Man kann das seltsam finden oder eben als Zeichen dafür deuten, dass sich Popmusik doch nicht einfach so durchkalkulieren lässt: trotz aller Marketingmaßnahmen, Trendberechnungsversuche, den mehr oder weniger geglückten Teenie-Gehirnwäschen und eines immer übermächtiger scheinenden Mainstreams. Wer das letzte Jahrzehnt vor dem geistigen Auge noch einmal reüssieren lässt, kommt um The Strokes nicht herum, obwohl die bei genauerer Betrachtung nur ganz am Anfang dieses Jahrzehnts ein wirklich wichtiges Album abgeliefert haben. Das wiederum hatte eigentlich nicht wirklich Neues zu bieten, zumindest prinzipiell besehen, und war alles andere als eine musikalische Revolution. Trotzdem klang es aufregender als das Allermeiste, was man damals und lange danach zu hören bekam – zumindest, wenn man berücksichtigte, was mit Gitarren noch zu leisten war.

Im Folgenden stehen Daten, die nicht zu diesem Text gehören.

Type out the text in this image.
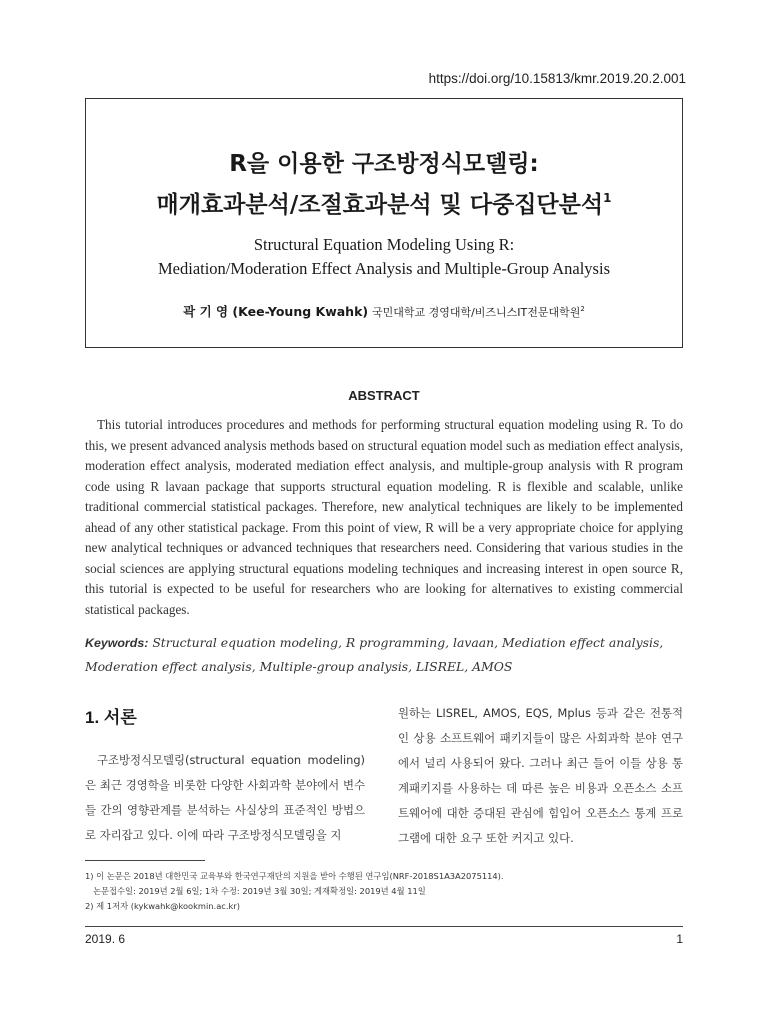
https://doi.org/10.15813/kmr.2019.20.2.001
R을 이용한 구조방정식모델링:
매개효과분석/조절효과분석 및 다중집단분석$^1$
Structural Equation Modeling Using R:
Mediation/Moderation Effect Analysis and Multiple-Group Analysis
곽 기 영 (Kee-Young Kwahk) 국민대학교 경영대학/비즈니스IT전문대학원$^2$
ABSTRACT
This tutorial introduces procedures and methods for performing structural equation modeling using R. To do this, we present advanced analysis methods based on structural equation model such as mediation effect analysis, moderation effect analysis, moderated mediation effect analysis, and multiple-group analysis with R program code using R lavaan package that supports structural equation modeling. R is flexible and scalable, unlike traditional commercial statistical packages. Therefore, new analytical techniques are likely to be implemented ahead of any other statistical package. From this point of view, R will be a very appropriate choice for applying new analytical techniques or advanced techniques that researchers need. Considering that various studies in the social sciences are applying structural equations modeling techniques and increasing interest in open source R, this tutorial is expected to be useful for researchers who are looking for alternatives to existing commercial statistical packages.
Keywords: Structural equation modeling, R programming, lavaan, Mediation effect analysis, Moderation effect analysis, Multiple-group analysis, LISREL, AMOS
1. 서론
구조방정식모델링(structural equation modeling)은 최근 경영학을 비롯한 다양한 사회과학 분야에서 변수들 간의 영향관계를 분석하는 사실상의 표준적인 방법으로 자리잡고 있다. 이에 따라 구조방정식모델링을 지
원하는 LISREL, AMOS, EQS, Mplus 등과 같은 전통적인 상용 소프트웨어 패키지들이 많은 사회과학 분야 연구에서 널리 사용되어 왔다. 그러나 최근 들어 이들 상용 통계패키지를 사용하는 데 따른 높은 비용과 오픈소스 소프트웨어에 대한 증대된 관심에 힘입어 오픈소스 통계 프로그램에 대한 요구 또한 커지고 있다.
1) 이 논문은 2018년 대한민국 교육부와 한국연구재단의 지원을 받아 수행된 연구임(NRF-2018S1A3A2075114).
논문접수일: 2019년 2월 6일; 1차 수정: 2019년 3월 30일; 게재확정일: 2019년 4월 11일
2) 제 1저자 (kykwahk@kookmin.ac.kr)
2019. 6	1
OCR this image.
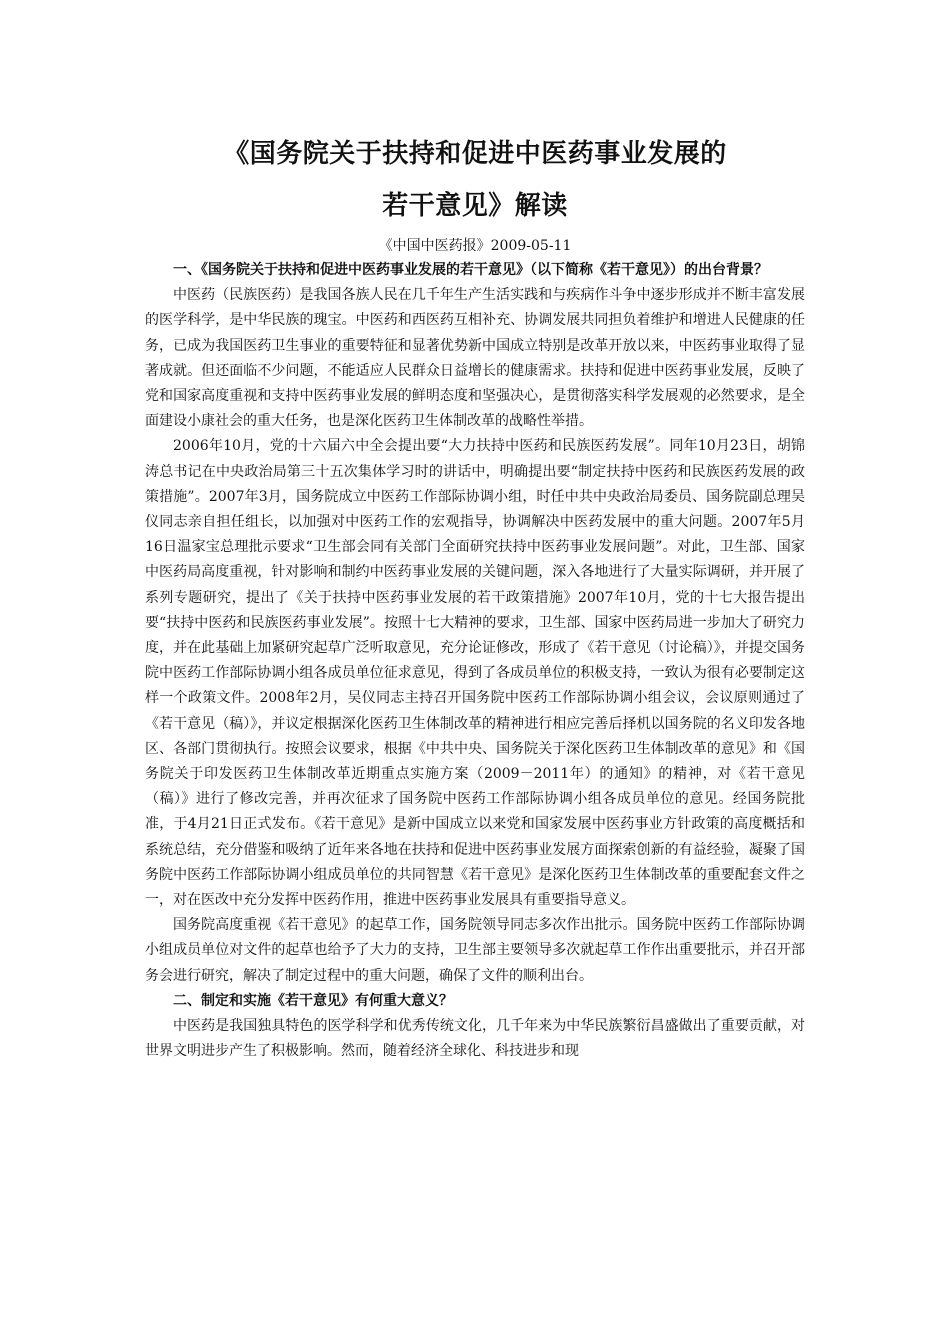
《国务院关于扶持和促进中医药事业发展的
若干意见》解读
《中国中医药报》2009-05-11

一、《国务院关于扶持和促进中医药事业发展的若干意见》（以下简称《若干意见》）的出台背景？

中医药（民族医药）是我国各族人民在几千年生产生活实践和与疾病作斗争中逐步形成并不断丰富发展的医学科学，是中华民族的瑰宝。中医药和西医药互相补充、协调发展共同担负着维护和增进人民健康的任务，已成为我国医药卫生事业的重要特征和显著优势新中国成立特别是改革开放以来，中医药事业取得了显著成就。但还面临不少问题，不能适应人民群众日益增长的健康需求。扶持和促进中医药事业发展，反映了党和国家高度重视和支持中医药事业发展的鲜明态度和坚强决心，是贯彻落实科学发展观的必然要求，是全面建设小康社会的重大任务，也是深化医药卫生体制改革的战略性举措。

2006年10月，党的十六届六中全会提出要“大力扶持中医药和民族医药发展”。同年10月23日，胡锦涛总书记在中央政治局第三十五次集体学习时的讲话中，明确提出要“制定扶持中医药和民族医药发展的政策措施”。2007年3月，国务院成立中医药工作部际协调小组，时任中共中央政治局委员、国务院副总理吴仪同志亲自担任组长，以加强对中医药工作的宏观指导，协调解决中医药发展中的重大问题。2007年5月16日温家宝总理批示要求“卫生部会同有关部门全面研究扶持中医药事业发展问题”。对此，卫生部、国家中医药局高度重视，针对影响和制约中医药事业发展的关键问题，深入各地进行了大量实际调研，并开展了系列专题研究，提出了《关于扶持中医药事业发展的若干政策措施》2007年10月，党的十七大报告提出要“扶持中医药和民族医药事业发展”。按照十七大精神的要求，卫生部、国家中医药局进一步加大了研究力度，并在此基础上加紧研究起草广泛听取意见，充分论证修改，形成了《若干意见（讨论稿）》，并提交国务院中医药工作部际协调小组各成员单位征求意见，得到了各成员单位的积极支持，一致认为很有必要制定这样一个政策文件。2008年2月，吴仪同志主持召开国务院中医药工作部际协调小组会议，会议原则通过了《若干意见（稿）》，并议定根据深化医药卫生体制改革的精神进行相应完善后择机以国务院的名义印发各地区、各部门贯彻执行。按照会议要求，根据《中共中央、国务院关于深化医药卫生体制改革的意见》和《国务院关于印发医药卫生体制改革近期重点实施方案（2009－2011年）的通知》的精神，对《若干意见（稿）》进行了修改完善，并再次征求了国务院中医药工作部际协调小组各成员单位的意见。经国务院批准，于4月21日正式发布。《若干意见》是新中国成立以来党和国家发展中医药事业方针政策的高度概括和系统总结，充分借鉴和吸纳了近年来各地在扶持和促进中医药事业发展方面探索创新的有益经验，凝聚了国务院中医药工作部际协调小组成员单位的共同智慧《若干意见》是深化医药卫生体制改革的重要配套文件之一，对在医改中充分发挥中医药作用，推进中医药事业发展具有重要指导意义。

国务院高度重视《若干意见》的起草工作，国务院领导同志多次作出批示。国务院中医药工作部际协调小组成员单位对文件的起草也给予了大力的支持，卫生部主要领导多次就起草工作作出重要批示，并召开部务会进行研究，解决了制定过程中的重大问题，确保了文件的顺利出台。

二、制定和实施《若干意见》有何重大意义？

中医药是我国独具特色的医学科学和优秀传统文化，几千年来为中华民族繁衍昌盛做出了重要贡献，对世界文明进步产生了积极影响。然而，随着经济全球化、科技进步和现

2001 erschien „Is This It“, schon als das Album kam, war der Hype enorm, selten hatte man erlebt, dass eine amerikanische Band auch in England – wo man in Sachen popmusikalischer Lufthoheit ja seit Menschengedenken, also seit dem Mersey Beat der Sechziger, mehr als penibel ist – solchen Anklang fand. Es war das Debüt von fünf schlacksigen Typen, gutaussehend, verwuscheltes Haar, gern in Lederjacke und Jeans, denen man nach den allgemein geltenden Regeln des Rock eigentlich Einiges hätte vorwerfen müssen: Zum Beispiel, dass sie nicht aus der Provinz geflüchtet waren, wo sie eine trostlose Jugend zum Musikmachen gezwungen hätte. Dass Musik für sie nicht der einzige Alternative eines Underdog-Lebens war. Dass sie sich nicht hocharbeiten mussten zu irgendeinem Produzenten oder Plattenboss. Dass sie nicht von der Hand in den Mund lebten für ihre Musik. Denn wenn man – wie Sänger Julian Casablancas – Sohn des Chefs einer der wichtigsten Modelagenturen der Welt ist oder – wie Gitarrist Albert Hammnond Jr. – gar Spross eines hochdotierten Songschreibers mit einem guten Dutzend Welthits ist, kommt man aus den besseren Kreisen, hat nie Mangel gelitten, eine gediegene Schulbildung vorzuweisen und zählt zur oberen Schicht des Szene-Jetsets, auch oder gerade in New York.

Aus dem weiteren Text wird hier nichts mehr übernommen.